Carson, 49, a Navy veteran of Iraq and a former Democratic congressman from Oklahoma, was influential in Carter's move to open up combat roles to women in the military, and also in the proposal to allow transgender troops to serve openly.
Carson's reform proposals under Force of the Future, which he billed as the "biggest personnel overhaul in 45 years," were aimed at fundamental changes in the way the Defense Department recruits, pays, promotes and manages the military.
In an article for Defense One last June, Carson bluntly described what he was attempting in Force of the Future as an effort to discard the hidebound ways of doing things that had become entrenched in the Pentagon bureaucracy.
"In this modern, data-informed world, neither the business community nor the Defense Department has time or decision space for the bureaucratic needs of hierarchical, linear organizations of a former era," Carson said.
"Unfortunately, the department has been just that type of institution when it comes to personnel management -- until now," Carson said.
The major personnel changes sought by the Pentagon require the approval of Congress. Other changes can be authorized by Carter without the input of Congress.
With only 10 months left in the Obama administration, it remained unclear whether the major changes could be put in place this year, or whether Carter would turn to seeking to lay the groundwork for reform for the next president.
Critics of the plan question the viability of adding personnel programs that could potentially cost billions at a time when the Defense Department was cutting the Army to 450,000 troops and also was continuing to face the possibility that the arbitrary budget caps known as sequestration could be re-imposed.
One of the main proposals in the Force of the Future plan that would require congressional approval would revamp the military pay system by creating new basic pay tables for high-demand career fields such as cybersecurity to allow commanders to dole out merit-based cash bonuses.
Another major proposal, also requiring congressional approval, would change the "up-or-out" system of promotions under federal law that limits the number of times an officer can be passed over for promotion before being forced to leave the military. Under Force of the Future, promotions would be based more on experience and performance rather than time in grade.
Carter has unveiled the proposed Force of the Future changes in three "tranches," which were detailed by Military Times. The first tranche disclosed in November included:
-- Creating a new high-tech personnel management system for matching individual troops with job assignments in an online network Carter compared to Facebook.
-- Creating a new civilian "chief recruiting officer" to oversee efforts to attract top talent.
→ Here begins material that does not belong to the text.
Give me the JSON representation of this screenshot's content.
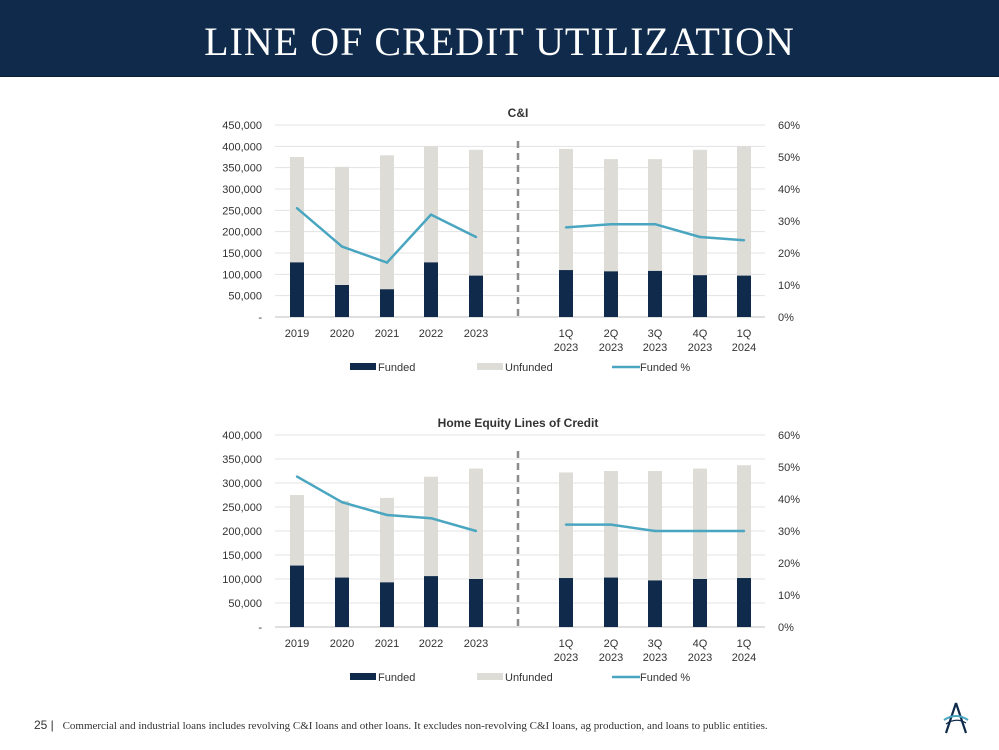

-- Expanding corporate fellowship programs to allow service members to work in the private sector.
In January, Carter offered "tranche two," with changes that included:
-- Extending the forcewide maternity leave benefit to 12 weeks for all women and 14 days for men. (The Navy, which had a policy of 18 weeks maternity leave, would reduce the leave to 12 weeks.)
-- Expanding mandatory hours for on-base child-care facilities.
-- Expanding options for military service members seeking specific duty stations to provide more stability for their families.
Carter has also been considering a "tranche three" and possibly a "tranche four" of personnel changes. One of the additional reforms Carter was expected to propose involved changing regulations to make it easier for mid-career civilian professionals to seek "lateral entry" to join the military without having to start at the bottom of the traditional rank and pay structure.
In his statement announcing his resignation, Carson said, "I'm very grateful to the men and women of the Office of the Under Secretary of Defense for Personnel and Readiness. Their commitment to those that serve our country, in and out of uniform, is unparalleled, and I am deeply grateful for the opportunity to have served with such an outstanding team."